Hollywood's Self-Defeating Ideology
Consider: here is a list of the all-time box office winners in the American domestic market adjusted for inflation. What jumps out for me is the pro-American, pro-Christian, or pro-family themes of many of the box-office champions from before the 1960s:
- The Sound of Music (inflation-adjusted domestic gross of $911 million);
- The Ten Commandments (inflation-adjusted domestic gross of $838 million);
- Ben-Hur ($627 million);
- Mary Poppins ($500 million);
- The Robe ($419 million);
- The Bells of St. Mary's ($401 million);
- Swiss Family Robinson ($344 million);
- Sergeant York ($308 million).
Notably, I am leaving out a number of Disney cartoon features that dot the list as well, including Snow White and the Seven Dwarfs, 101 Dalmations, Fantasia, and The Jungle Book, all of which are in the top 27 films of all time in inflation-adjusted dollars.
Notably, too, these figures are inflation-adjusted, but not population-adjusted. A pro-Christian film like The Robe or Ben-Hur that grossed $400 or $600 million in the 1950s would gross closer to $1 billion in a country that, today, is twice the size.

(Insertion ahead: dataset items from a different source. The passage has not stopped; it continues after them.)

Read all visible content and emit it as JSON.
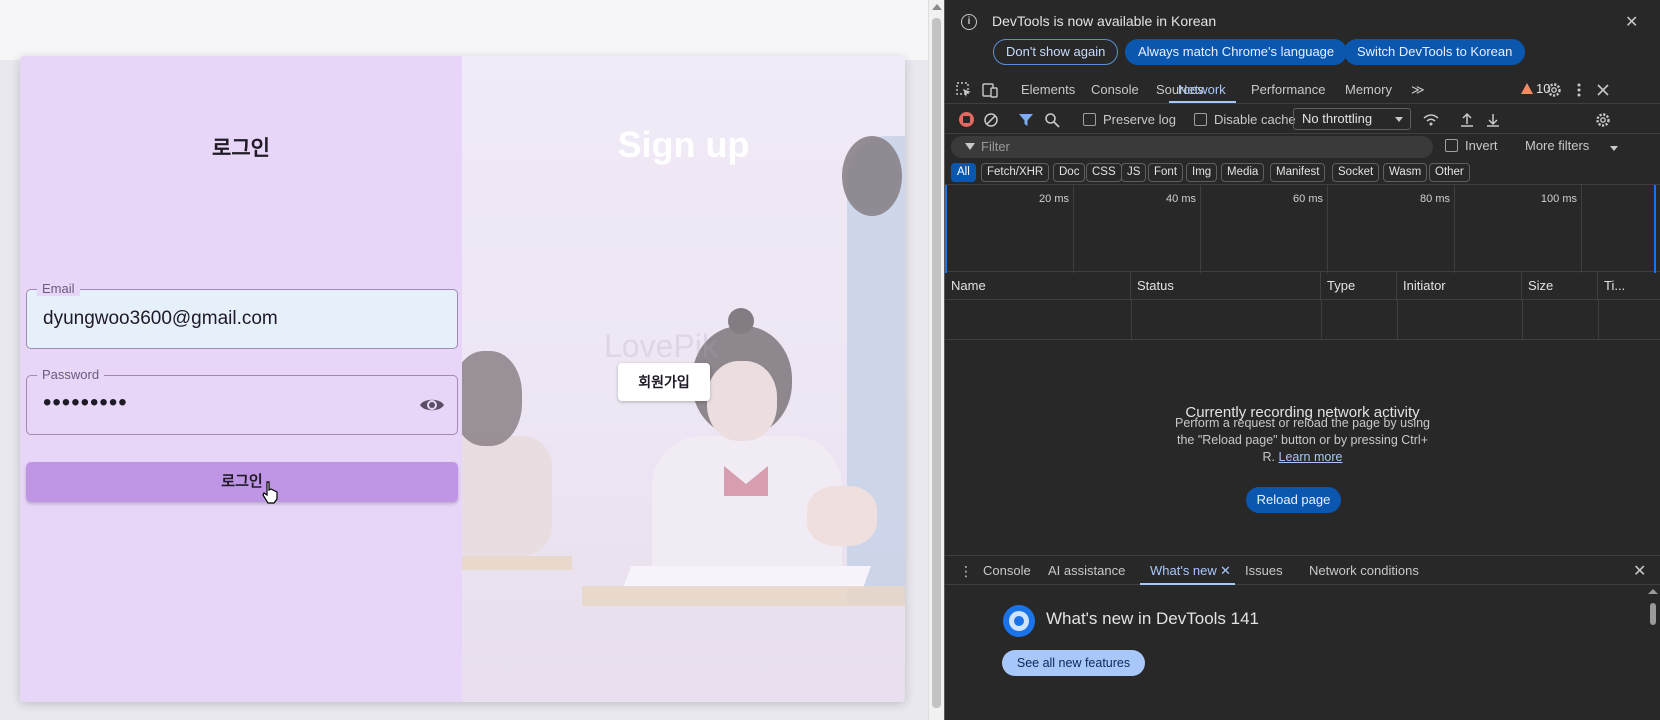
{
  "page": {
    "login": {
      "title": "로그인",
      "email_label": "Email",
      "email_value": "dyungwoo3600@gmail.com",
      "password_label": "Password",
      "password_value": "•••••••••",
      "login_button": "로그인"
    },
    "signup": {
      "title": "Sign up",
      "button": "회원가입",
      "watermark": "LovePik"
    }
  },
  "devtools": {
    "infobar": {
      "message": "DevTools is now available in Korean",
      "buttons": [
        "Don't show again",
        "Always match Chrome's language",
        "Switch DevTools to Korean"
      ]
    },
    "tabs": [
      "Elements",
      "Console",
      "Sources",
      "Network",
      "Performance",
      "Memory"
    ],
    "active_tab": "Network",
    "more_tabs": "≫",
    "warning_count": "10",
    "toolbar": {
      "preserve_log": "Preserve log",
      "disable_cache": "Disable cache",
      "throttling": "No throttling"
    },
    "filter": {
      "placeholder": "Filter",
      "invert": "Invert",
      "more_filters": "More filters"
    },
    "type_filters": [
      "All",
      "Fetch/XHR",
      "Doc",
      "CSS",
      "JS",
      "Font",
      "Img",
      "Media",
      "Manifest",
      "Socket",
      "Wasm",
      "Other"
    ],
    "timeline_ticks": [
      "20 ms",
      "40 ms",
      "60 ms",
      "80 ms",
      "100 ms"
    ],
    "columns": [
      "Name",
      "Status",
      "Type",
      "Initiator",
      "Size",
      "Ti..."
    ],
    "empty_state": {
      "title": "Currently recording network activity",
      "line1": "Perform a request or reload the page by using",
      "line2": "the \"Reload page\" button or by pressing Ctrl+",
      "line3_prefix": "R.",
      "learn_more": "Learn more",
      "reload_button": "Reload page"
    },
    "drawer": {
      "tabs": [
        "Console",
        "AI assistance",
        "What's new",
        "Issues",
        "Network conditions"
      ],
      "active_tab": "What's new",
      "whats_new_title": "What's new in DevTools 141",
      "see_all": "See all new features"
    }
  },
  "colors": {
    "login_panel": "#e8d6f8",
    "login_button": "#bf96e6",
    "devtools_bg": "#282828",
    "devtools_accent": "#a8c7fa",
    "primary_blue": "#0b57b0"
  }
}
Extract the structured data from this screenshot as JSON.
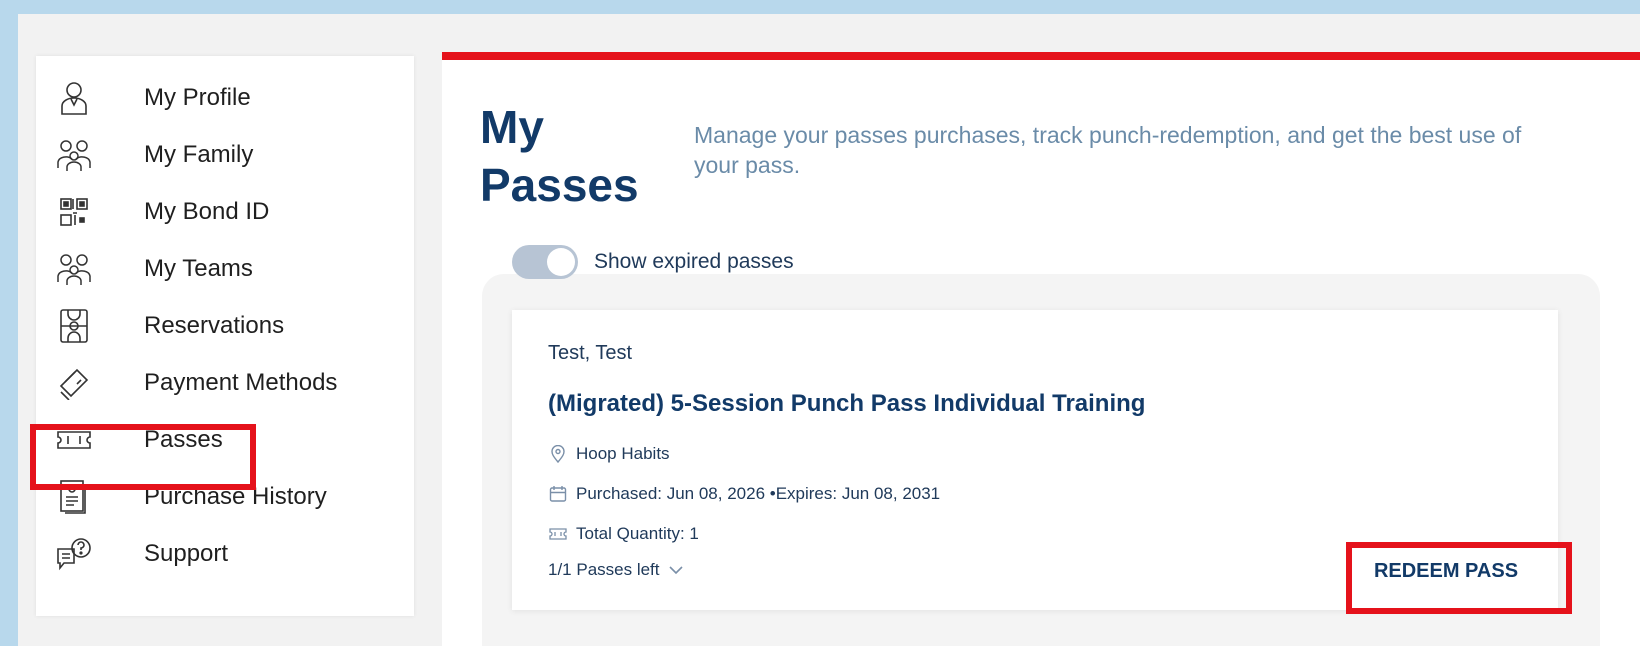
{
  "sidebar": {
    "items": [
      {
        "label": "My Profile",
        "icon": "user-icon"
      },
      {
        "label": "My Family",
        "icon": "family-icon"
      },
      {
        "label": "My Bond ID",
        "icon": "qr-code-icon"
      },
      {
        "label": "My Teams",
        "icon": "team-icon"
      },
      {
        "label": "Reservations",
        "icon": "court-icon"
      },
      {
        "label": "Payment Methods",
        "icon": "credit-card-icon"
      },
      {
        "label": "Passes",
        "icon": "ticket-icon"
      },
      {
        "label": "Purchase History",
        "icon": "receipt-icon"
      },
      {
        "label": "Support",
        "icon": "chat-help-icon"
      }
    ],
    "highlighted_item": "Passes"
  },
  "main": {
    "title_line1": "My",
    "title_line2": "Passes",
    "subtitle": "Manage your passes purchases, track punch-redemption, and get the best use of your pass.",
    "toggle": {
      "label": "Show expired passes"
    },
    "pass_card": {
      "owner": "Test, Test",
      "name": "(Migrated) 5-Session Punch Pass Individual Training",
      "location": "Hoop Habits",
      "dates": "Purchased: Jun 08, 2026 •Expires: Jun 08, 2031",
      "quantity": "Total Quantity: 1",
      "passes_left": "1/1 Passes left",
      "redeem_label": "REDEEM PASS"
    }
  },
  "colors": {
    "accent_red": "#e5121b",
    "navy": "#123a68",
    "subtitle_blue": "#6a8ba8",
    "background": "#b8d8ec"
  }
}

The question I have is the following: aren't most major studios owned by publicly-traded corporations? And, don't the boards of directors of those publicly-traded corporations owe fiduciary duties to their stockholders to try to maximize their profits? It sure seems to me that the boards of directors who ultimately run the studios aren't doing their jobs very well if they are ignoring opportunities for profit represented by pro-Christian, pro-American films.